No Congresso Nacional, a discussão sobre o tema ocorre por meio do Projeto de Lei nº 2338/2023, que estabelece diretrizes para o desenvolvimento e uso de sistemas de inteligência artificial no país.

A proposta já foi aprovada pelo plenário do Senado Federal e, desde março de 2025, aguarda análise da Câmara dos Deputados. Organizações da sociedade civil defendem que a aprovação da medida é essencial para garantir mecanismos de controle, avaliação de impactos e participação social na regulação da tecnologia.

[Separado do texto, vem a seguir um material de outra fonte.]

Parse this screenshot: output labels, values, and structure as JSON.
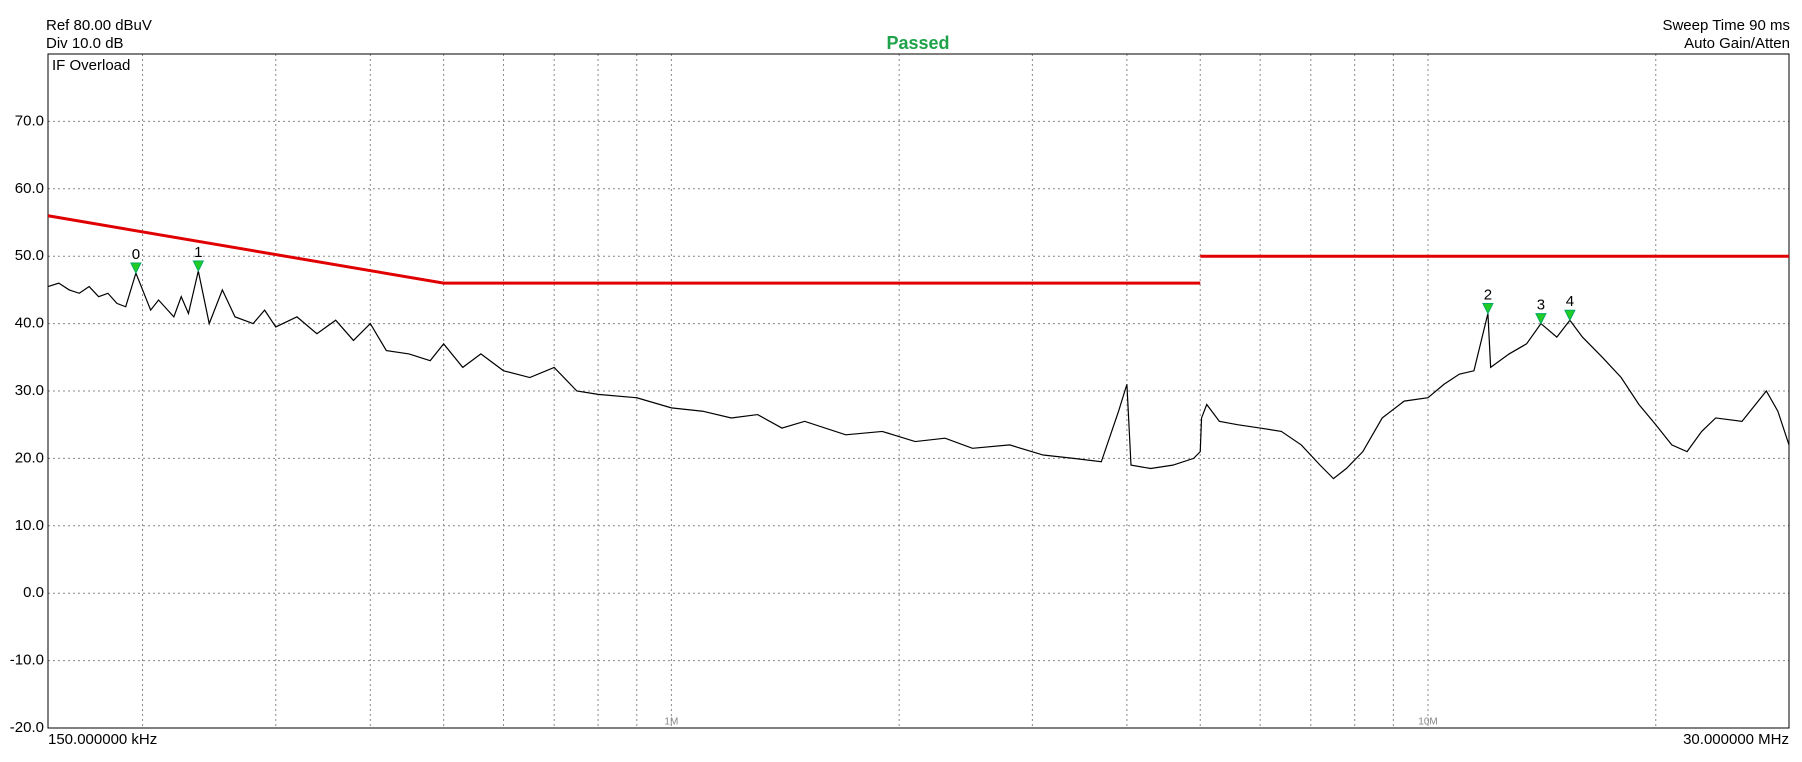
{
  "chart_data": {
    "type": "line",
    "title": "Passed",
    "ref_label": "Ref 80.00 dBuV",
    "div_label": "Div 10.0 dB",
    "sweep_label": "Sweep Time 90 ms",
    "gain_label": "Auto Gain/Atten",
    "status_label": "IF Overload",
    "log_x": true,
    "grid": true,
    "xlim": [
      0.15,
      30
    ],
    "ylim": [
      -20,
      80
    ],
    "xticks": [
      {
        "value": 0.15,
        "label": "150.000000 kHz"
      },
      {
        "value": 1,
        "label": "1M"
      },
      {
        "value": 10,
        "label": "10M"
      },
      {
        "value": 30,
        "label": "30.000000 MHz"
      }
    ],
    "xgrid_minor": [
      0.2,
      0.3,
      0.4,
      0.5,
      0.6,
      0.7,
      0.8,
      0.9,
      2,
      3,
      4,
      5,
      6,
      7,
      8,
      9,
      20
    ],
    "yticks": [
      {
        "value": -20,
        "label": "-20.0"
      },
      {
        "value": -10,
        "label": "-10.0"
      },
      {
        "value": 0,
        "label": "0.0"
      },
      {
        "value": 10,
        "label": "10.0"
      },
      {
        "value": 20,
        "label": "20.0"
      },
      {
        "value": 30,
        "label": "30.0"
      },
      {
        "value": 40,
        "label": "40.0"
      },
      {
        "value": 50,
        "label": "50.0"
      },
      {
        "value": 60,
        "label": "60.0"
      },
      {
        "value": 70,
        "label": "70.0"
      }
    ],
    "series": [
      {
        "color": "#e00000",
        "x": [
          0.15,
          0.5,
          5
        ],
        "values": [
          56,
          46,
          46
        ]
      },
      {
        "color": "#e00000",
        "x": [
          5,
          30
        ],
        "values": [
          50,
          50
        ]
      },
      {
        "color": "#000000",
        "x": [
          0.15,
          0.155,
          0.16,
          0.165,
          0.17,
          0.175,
          0.18,
          0.185,
          0.19,
          0.196,
          0.205,
          0.21,
          0.22,
          0.225,
          0.23,
          0.237,
          0.245,
          0.255,
          0.265,
          0.28,
          0.29,
          0.3,
          0.32,
          0.34,
          0.36,
          0.38,
          0.4,
          0.42,
          0.45,
          0.48,
          0.5,
          0.53,
          0.56,
          0.6,
          0.65,
          0.7,
          0.75,
          0.8,
          0.9,
          1.0,
          1.1,
          1.2,
          1.3,
          1.4,
          1.5,
          1.7,
          1.9,
          2.1,
          2.3,
          2.5,
          2.8,
          3.1,
          3.4,
          3.7,
          3.9,
          4.0,
          4.05,
          4.3,
          4.6,
          4.9,
          5.0,
          5.02,
          5.1,
          5.3,
          5.6,
          6.0,
          6.4,
          6.8,
          7.2,
          7.5,
          7.8,
          8.2,
          8.7,
          9.3,
          10,
          10.5,
          11,
          11.5,
          12.0,
          12.1,
          12.8,
          13.5,
          14.1,
          14.8,
          15.4,
          16,
          17,
          18,
          19,
          20,
          21,
          22,
          23,
          24,
          26,
          28,
          29,
          30
        ],
        "values": [
          45.5,
          46,
          45,
          44.5,
          45.5,
          44,
          44.5,
          43,
          42.5,
          47.5,
          42,
          43.5,
          41,
          44,
          41.5,
          47.8,
          40,
          45,
          41,
          40,
          42,
          39.5,
          41,
          38.5,
          40.5,
          37.5,
          40,
          36,
          35.5,
          34.5,
          37,
          33.5,
          35.5,
          33,
          32,
          33.5,
          30,
          29.5,
          29,
          27.5,
          27,
          26,
          26.5,
          24.5,
          25.5,
          23.5,
          24,
          22.5,
          23,
          21.5,
          22,
          20.5,
          20,
          19.5,
          27,
          31,
          19,
          18.5,
          19,
          20,
          21,
          26,
          28,
          25.5,
          25,
          24.5,
          24,
          22,
          19,
          17,
          18.5,
          21,
          26,
          28.5,
          29,
          31,
          32.5,
          33,
          41.5,
          33.5,
          35.5,
          37,
          40,
          38,
          40.5,
          38,
          35,
          32,
          28,
          25,
          22,
          21,
          24,
          26,
          25.5,
          30,
          27,
          22
        ]
      }
    ],
    "markers": {
      "color": "#22cc22",
      "labels": [
        "0",
        "1",
        "2",
        "3",
        "4"
      ],
      "x": [
        0.196,
        0.237,
        12.0,
        14.1,
        15.4
      ],
      "values": [
        47.5,
        47.8,
        41.5,
        40,
        40.5
      ]
    }
  }
}
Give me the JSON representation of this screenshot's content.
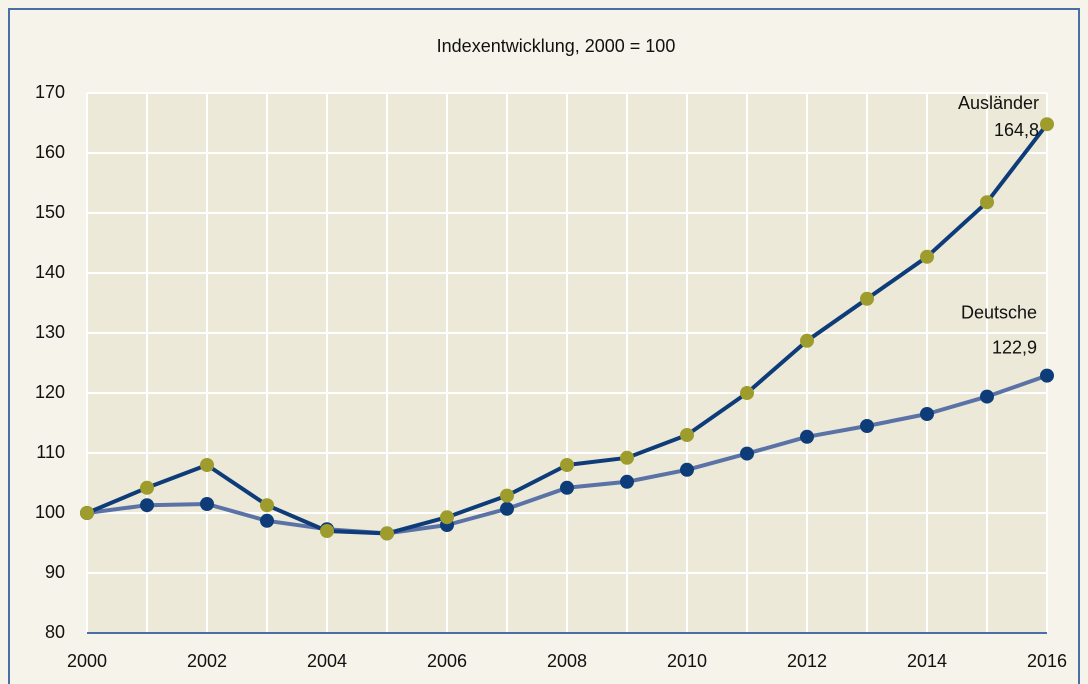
{
  "chart_data": {
    "type": "line",
    "title": "Indexentwicklung, 2000 = 100",
    "x": [
      2000,
      2001,
      2002,
      2003,
      2004,
      2005,
      2006,
      2007,
      2008,
      2009,
      2010,
      2011,
      2012,
      2013,
      2014,
      2015,
      2016
    ],
    "series": [
      {
        "name": "Ausländer",
        "color": "#0e3c78",
        "marker_color": "#9e9c2c",
        "values": [
          100,
          104.2,
          108,
          101.3,
          97,
          96.6,
          99.3,
          102.9,
          108,
          109.2,
          113,
          120,
          128.7,
          135.7,
          142.7,
          151.8,
          164.8
        ],
        "value_labels": [
          null,
          null,
          null,
          null,
          null,
          null,
          null,
          null,
          null,
          null,
          null,
          null,
          null,
          null,
          null,
          null,
          "164,8"
        ]
      },
      {
        "name": "Deutsche",
        "color": "#5a72a6",
        "marker_color": "#0e3c78",
        "values": [
          100,
          101.3,
          101.5,
          98.7,
          97.3,
          96.6,
          98,
          100.7,
          104.2,
          105.2,
          107.2,
          109.9,
          112.7,
          114.5,
          116.5,
          119.4,
          122.9
        ],
        "value_labels": [
          null,
          null,
          null,
          null,
          null,
          null,
          null,
          null,
          null,
          null,
          null,
          null,
          null,
          null,
          null,
          null,
          "122,9"
        ]
      }
    ],
    "xlim": [
      2000,
      2016
    ],
    "xticks": [
      2000,
      2002,
      2004,
      2006,
      2008,
      2010,
      2012,
      2014,
      2016
    ],
    "ylim": [
      80,
      170
    ],
    "yticks": [
      80,
      90,
      100,
      110,
      120,
      130,
      140,
      150,
      160,
      170
    ],
    "grid": true
  }
}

Para a Coalizão Direitos na Rede, a ausência de um marco regulatório permite que ferramentas digitais sejam utilizadas sem critérios de responsabilidade, ampliando desigualdades e expondo populações vulneráveis a novos tipos de violência.

Coalizão Direitos na Rede

Criada em 2018, a Coalizão Direitos na Rede reúne mais de 40 organizações da sociedade civil que atuam na defesa de direitos humanos no ambiente digital. A articulação trabalha para promover políticas públicas voltadas à proteção da privacidade, liberdade de expressão e regulação democrática das plataformas digitais.

No alerta divulgado neste último 8 de março, a entidade reforça que o combate à violência digital exige não apenas avanços tecnológicos, mas também um arcabouço legal capaz de responsabilizar abusos e garantir segurança para mulheres no ambiente online.